At the moment he distilled the wide-ranging, heartfelt philosophical tete-a-tete, he was facing one of the toughest times of his young life. He was destitute and heartbroken at the loss of his beloved grandmother. She had encouraged him from a young age, buying him his first guitar and offering him affection and inspiration to pursue his musical dreams.
Her loss, however, pushed him to quit his job and dedicate himself to music. It was no easy road. "I was at my lowest. I had no money, I could barely afford to feed myself," Song recalled in an interview with CRI English. "In those days, I turned night into day. I got up regardless of the time and just played my guitar. I wrote the song in May of last year and, in August, I got a call from the Modern Sky music company, which I couldn't believe."

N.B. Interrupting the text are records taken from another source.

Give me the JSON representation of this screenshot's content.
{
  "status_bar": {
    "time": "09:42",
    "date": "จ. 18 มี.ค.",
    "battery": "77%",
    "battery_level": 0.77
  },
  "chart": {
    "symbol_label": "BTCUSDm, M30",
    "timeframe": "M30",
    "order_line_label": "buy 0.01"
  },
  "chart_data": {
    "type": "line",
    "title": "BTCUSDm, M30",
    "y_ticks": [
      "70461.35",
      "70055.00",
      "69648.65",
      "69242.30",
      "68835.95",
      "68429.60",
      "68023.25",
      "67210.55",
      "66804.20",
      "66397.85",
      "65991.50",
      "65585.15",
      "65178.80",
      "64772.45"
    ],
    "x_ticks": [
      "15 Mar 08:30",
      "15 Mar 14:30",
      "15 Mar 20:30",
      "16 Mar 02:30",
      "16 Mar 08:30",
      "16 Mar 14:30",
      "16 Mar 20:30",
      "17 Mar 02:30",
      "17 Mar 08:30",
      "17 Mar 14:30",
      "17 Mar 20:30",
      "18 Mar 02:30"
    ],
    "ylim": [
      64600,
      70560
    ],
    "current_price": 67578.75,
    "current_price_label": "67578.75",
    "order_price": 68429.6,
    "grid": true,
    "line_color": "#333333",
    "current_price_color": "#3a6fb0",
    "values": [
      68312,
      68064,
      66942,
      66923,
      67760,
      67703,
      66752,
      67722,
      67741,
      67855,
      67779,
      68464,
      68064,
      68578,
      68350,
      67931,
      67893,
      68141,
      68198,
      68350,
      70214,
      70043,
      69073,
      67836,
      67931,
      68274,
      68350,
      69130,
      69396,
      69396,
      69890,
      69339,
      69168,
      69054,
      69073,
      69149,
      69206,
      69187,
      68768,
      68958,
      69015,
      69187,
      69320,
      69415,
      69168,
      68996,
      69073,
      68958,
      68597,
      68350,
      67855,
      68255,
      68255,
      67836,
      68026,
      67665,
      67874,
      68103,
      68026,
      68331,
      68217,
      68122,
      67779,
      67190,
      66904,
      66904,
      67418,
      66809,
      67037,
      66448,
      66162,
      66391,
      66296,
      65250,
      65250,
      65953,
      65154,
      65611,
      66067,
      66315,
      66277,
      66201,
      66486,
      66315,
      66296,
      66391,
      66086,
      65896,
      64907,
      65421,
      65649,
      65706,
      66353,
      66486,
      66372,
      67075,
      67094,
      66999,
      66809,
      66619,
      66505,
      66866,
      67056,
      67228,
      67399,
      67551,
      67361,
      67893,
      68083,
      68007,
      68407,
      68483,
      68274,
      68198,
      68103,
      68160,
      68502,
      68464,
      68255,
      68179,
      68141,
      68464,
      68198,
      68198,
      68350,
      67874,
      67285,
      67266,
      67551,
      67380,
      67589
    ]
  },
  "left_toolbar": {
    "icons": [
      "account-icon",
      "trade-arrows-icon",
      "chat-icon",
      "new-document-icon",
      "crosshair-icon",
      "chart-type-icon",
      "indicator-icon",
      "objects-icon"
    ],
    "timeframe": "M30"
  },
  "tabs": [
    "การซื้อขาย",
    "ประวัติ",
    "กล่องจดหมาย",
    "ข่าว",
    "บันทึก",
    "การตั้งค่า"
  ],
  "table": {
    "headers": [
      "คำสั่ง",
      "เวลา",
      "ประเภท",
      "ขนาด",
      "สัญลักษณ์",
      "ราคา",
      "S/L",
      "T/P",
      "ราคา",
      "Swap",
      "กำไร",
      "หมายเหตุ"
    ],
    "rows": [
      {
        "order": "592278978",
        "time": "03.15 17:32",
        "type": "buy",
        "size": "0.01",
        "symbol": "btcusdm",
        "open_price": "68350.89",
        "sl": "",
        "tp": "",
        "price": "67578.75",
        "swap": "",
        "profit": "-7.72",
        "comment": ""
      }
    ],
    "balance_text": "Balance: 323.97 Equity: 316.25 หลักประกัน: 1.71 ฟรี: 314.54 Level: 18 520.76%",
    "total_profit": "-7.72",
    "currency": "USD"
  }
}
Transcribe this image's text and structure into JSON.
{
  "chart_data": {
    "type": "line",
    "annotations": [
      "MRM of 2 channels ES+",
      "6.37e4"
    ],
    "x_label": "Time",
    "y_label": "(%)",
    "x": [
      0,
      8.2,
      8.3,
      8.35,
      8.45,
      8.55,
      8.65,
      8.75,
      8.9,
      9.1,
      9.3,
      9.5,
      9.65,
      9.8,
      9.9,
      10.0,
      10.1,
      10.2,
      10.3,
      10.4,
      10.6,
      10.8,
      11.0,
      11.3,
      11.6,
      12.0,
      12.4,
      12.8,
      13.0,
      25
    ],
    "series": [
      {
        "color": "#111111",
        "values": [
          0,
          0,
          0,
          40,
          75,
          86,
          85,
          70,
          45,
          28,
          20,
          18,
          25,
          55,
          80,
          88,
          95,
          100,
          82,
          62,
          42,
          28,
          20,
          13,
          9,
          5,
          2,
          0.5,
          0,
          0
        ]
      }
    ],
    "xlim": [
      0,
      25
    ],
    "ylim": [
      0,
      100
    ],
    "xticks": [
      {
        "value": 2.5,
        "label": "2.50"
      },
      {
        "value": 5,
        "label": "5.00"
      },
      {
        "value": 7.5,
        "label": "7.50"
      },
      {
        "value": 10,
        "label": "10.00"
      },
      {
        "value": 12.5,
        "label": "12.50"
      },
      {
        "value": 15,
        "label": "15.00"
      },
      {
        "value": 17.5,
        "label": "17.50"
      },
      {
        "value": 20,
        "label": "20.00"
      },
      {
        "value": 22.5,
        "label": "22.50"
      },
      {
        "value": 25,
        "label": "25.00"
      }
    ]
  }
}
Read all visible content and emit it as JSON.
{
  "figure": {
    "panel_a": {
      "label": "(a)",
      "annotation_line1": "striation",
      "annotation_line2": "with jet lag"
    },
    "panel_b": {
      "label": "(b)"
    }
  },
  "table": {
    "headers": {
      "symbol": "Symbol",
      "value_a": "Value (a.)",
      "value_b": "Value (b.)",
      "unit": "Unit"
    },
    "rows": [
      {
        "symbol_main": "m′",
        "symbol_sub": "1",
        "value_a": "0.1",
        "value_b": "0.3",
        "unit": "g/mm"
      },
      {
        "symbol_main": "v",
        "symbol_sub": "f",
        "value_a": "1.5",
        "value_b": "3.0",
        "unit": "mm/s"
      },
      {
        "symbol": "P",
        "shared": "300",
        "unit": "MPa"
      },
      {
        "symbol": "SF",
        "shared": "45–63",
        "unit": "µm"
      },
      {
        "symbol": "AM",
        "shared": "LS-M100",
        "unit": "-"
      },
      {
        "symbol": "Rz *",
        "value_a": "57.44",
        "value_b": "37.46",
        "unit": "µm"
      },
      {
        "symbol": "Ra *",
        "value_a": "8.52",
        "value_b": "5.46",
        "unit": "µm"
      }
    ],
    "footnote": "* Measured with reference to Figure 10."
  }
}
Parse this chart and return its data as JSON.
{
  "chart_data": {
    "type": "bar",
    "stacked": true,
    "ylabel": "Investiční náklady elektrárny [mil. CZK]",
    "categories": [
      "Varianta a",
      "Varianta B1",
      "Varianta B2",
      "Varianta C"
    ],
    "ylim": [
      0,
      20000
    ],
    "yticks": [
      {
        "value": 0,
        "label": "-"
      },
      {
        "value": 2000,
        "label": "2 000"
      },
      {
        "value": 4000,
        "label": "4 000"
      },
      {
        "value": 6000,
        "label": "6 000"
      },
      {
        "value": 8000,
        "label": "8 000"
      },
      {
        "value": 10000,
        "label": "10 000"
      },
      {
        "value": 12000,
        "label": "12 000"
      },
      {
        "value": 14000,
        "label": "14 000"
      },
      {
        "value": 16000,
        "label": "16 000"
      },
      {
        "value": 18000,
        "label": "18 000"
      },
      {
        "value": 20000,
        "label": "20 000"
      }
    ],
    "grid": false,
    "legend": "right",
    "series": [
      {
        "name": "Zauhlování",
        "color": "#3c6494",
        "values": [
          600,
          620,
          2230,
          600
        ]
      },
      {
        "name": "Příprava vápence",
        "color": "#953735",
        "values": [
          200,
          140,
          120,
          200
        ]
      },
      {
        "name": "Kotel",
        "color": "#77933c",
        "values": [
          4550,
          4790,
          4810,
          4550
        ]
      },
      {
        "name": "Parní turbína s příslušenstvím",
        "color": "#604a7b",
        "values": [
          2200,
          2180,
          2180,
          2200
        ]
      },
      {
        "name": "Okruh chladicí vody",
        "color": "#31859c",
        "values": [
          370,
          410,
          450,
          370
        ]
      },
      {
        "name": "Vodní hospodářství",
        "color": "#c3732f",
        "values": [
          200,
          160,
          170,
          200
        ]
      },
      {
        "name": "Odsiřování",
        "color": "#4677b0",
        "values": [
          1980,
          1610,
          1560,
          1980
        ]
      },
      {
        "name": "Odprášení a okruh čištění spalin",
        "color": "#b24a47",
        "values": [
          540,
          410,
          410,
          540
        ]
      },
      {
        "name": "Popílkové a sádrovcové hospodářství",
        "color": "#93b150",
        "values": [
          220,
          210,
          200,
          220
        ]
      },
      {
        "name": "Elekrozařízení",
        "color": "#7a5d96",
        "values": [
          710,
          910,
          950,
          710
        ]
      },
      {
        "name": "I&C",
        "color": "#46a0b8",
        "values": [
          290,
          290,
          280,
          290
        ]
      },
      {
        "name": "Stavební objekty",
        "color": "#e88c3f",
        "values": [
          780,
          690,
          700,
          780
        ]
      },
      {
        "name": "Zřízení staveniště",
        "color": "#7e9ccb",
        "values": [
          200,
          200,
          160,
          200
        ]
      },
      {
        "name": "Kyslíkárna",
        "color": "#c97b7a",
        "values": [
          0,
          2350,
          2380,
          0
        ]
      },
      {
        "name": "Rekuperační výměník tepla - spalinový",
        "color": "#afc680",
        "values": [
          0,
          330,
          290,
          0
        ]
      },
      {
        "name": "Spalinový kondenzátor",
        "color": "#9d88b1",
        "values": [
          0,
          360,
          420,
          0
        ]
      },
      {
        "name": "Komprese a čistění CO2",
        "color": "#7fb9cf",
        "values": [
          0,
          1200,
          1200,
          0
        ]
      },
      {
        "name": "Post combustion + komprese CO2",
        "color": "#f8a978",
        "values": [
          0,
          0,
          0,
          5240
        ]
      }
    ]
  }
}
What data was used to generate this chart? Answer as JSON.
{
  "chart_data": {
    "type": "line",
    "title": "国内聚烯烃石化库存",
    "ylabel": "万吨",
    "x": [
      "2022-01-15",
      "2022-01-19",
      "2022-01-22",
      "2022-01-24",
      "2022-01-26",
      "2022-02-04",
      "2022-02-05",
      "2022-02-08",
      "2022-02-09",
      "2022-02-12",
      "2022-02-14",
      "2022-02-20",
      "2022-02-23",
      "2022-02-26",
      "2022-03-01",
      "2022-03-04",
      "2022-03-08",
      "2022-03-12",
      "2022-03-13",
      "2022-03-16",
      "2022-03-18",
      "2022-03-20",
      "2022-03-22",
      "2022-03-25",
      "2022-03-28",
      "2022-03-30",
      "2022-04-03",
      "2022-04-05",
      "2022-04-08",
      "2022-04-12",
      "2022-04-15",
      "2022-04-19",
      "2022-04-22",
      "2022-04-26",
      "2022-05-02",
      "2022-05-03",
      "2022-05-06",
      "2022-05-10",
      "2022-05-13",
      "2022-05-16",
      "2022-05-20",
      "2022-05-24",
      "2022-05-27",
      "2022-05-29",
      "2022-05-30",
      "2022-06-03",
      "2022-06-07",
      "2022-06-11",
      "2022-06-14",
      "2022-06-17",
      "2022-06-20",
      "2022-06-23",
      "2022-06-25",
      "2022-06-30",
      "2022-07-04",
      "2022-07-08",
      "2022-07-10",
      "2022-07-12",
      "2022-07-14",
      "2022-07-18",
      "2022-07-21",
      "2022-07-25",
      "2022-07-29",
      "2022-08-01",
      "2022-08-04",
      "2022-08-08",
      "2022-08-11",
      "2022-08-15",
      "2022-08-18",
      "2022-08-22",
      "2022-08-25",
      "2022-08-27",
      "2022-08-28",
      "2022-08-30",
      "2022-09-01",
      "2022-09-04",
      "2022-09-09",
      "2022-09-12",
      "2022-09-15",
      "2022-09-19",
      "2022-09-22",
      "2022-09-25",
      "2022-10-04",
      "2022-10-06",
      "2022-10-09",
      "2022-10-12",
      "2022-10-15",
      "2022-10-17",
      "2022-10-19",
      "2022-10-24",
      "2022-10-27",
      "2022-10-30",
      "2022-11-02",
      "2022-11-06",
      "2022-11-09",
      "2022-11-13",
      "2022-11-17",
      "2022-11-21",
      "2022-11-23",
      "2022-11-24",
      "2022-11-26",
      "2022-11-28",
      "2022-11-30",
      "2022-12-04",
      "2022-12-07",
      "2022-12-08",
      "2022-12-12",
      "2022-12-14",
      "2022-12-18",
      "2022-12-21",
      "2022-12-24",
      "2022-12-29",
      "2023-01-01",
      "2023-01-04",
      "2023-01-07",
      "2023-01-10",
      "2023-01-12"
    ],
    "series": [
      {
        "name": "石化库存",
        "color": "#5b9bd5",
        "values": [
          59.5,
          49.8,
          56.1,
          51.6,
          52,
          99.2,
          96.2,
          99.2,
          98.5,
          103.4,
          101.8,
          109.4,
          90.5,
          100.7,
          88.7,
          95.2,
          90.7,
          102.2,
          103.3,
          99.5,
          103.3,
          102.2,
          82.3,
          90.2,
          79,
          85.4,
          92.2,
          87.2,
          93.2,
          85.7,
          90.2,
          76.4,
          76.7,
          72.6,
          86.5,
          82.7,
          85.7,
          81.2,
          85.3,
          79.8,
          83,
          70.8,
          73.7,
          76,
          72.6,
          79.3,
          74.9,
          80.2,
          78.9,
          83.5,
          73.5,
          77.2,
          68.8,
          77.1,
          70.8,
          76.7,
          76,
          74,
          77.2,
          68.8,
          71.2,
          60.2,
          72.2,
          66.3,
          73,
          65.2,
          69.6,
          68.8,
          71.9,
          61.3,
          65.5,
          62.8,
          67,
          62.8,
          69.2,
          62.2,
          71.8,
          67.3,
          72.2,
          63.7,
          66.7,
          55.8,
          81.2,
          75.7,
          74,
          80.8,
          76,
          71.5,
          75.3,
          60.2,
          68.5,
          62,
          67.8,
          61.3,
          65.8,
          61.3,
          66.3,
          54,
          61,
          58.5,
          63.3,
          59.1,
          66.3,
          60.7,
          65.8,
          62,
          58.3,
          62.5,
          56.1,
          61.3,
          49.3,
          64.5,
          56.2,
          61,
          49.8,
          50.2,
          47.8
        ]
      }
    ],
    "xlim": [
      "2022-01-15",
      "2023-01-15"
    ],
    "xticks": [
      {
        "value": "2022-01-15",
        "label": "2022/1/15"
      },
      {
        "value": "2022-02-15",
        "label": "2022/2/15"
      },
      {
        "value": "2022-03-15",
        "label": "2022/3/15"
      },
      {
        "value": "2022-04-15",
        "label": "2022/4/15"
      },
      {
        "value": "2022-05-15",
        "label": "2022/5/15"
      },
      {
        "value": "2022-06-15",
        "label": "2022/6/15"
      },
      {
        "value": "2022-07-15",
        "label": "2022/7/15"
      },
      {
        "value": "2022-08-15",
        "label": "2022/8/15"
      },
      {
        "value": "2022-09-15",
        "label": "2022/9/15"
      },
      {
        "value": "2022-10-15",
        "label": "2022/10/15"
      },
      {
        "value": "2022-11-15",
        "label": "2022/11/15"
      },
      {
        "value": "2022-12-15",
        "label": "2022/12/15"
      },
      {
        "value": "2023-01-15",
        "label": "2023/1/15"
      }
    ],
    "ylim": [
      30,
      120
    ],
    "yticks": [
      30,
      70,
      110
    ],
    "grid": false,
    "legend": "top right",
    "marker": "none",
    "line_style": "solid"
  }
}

The indie label's interest was justified: "Ms. Dong" swept the nation. A contestant on a televised talent show had chosen "Ms. Dong" to sing. Song began to hear his song everywhere, even from the lips of subway buskers. Within the space of a few months, Song went from starving artist to signed musician.
Though he's continued to develop as a composer and performer since, releasing his first full-length album and touring extensively, Song Dongye's sound has remained clean and spare, his lyrics raw and charged. The intense vulnerability and unflinching honesty has won him a passionate following among young Chinese speakers worldwide, though Song has stayed modest in the face of fame.
He's sticking hard to his artistic vision, one born in hard times, one that speaks to a generation of Chinese listeners. "Personally I do not like to be defined and caged in one genre," he notes. "Genre isn't important. I prefer things that are simple and true."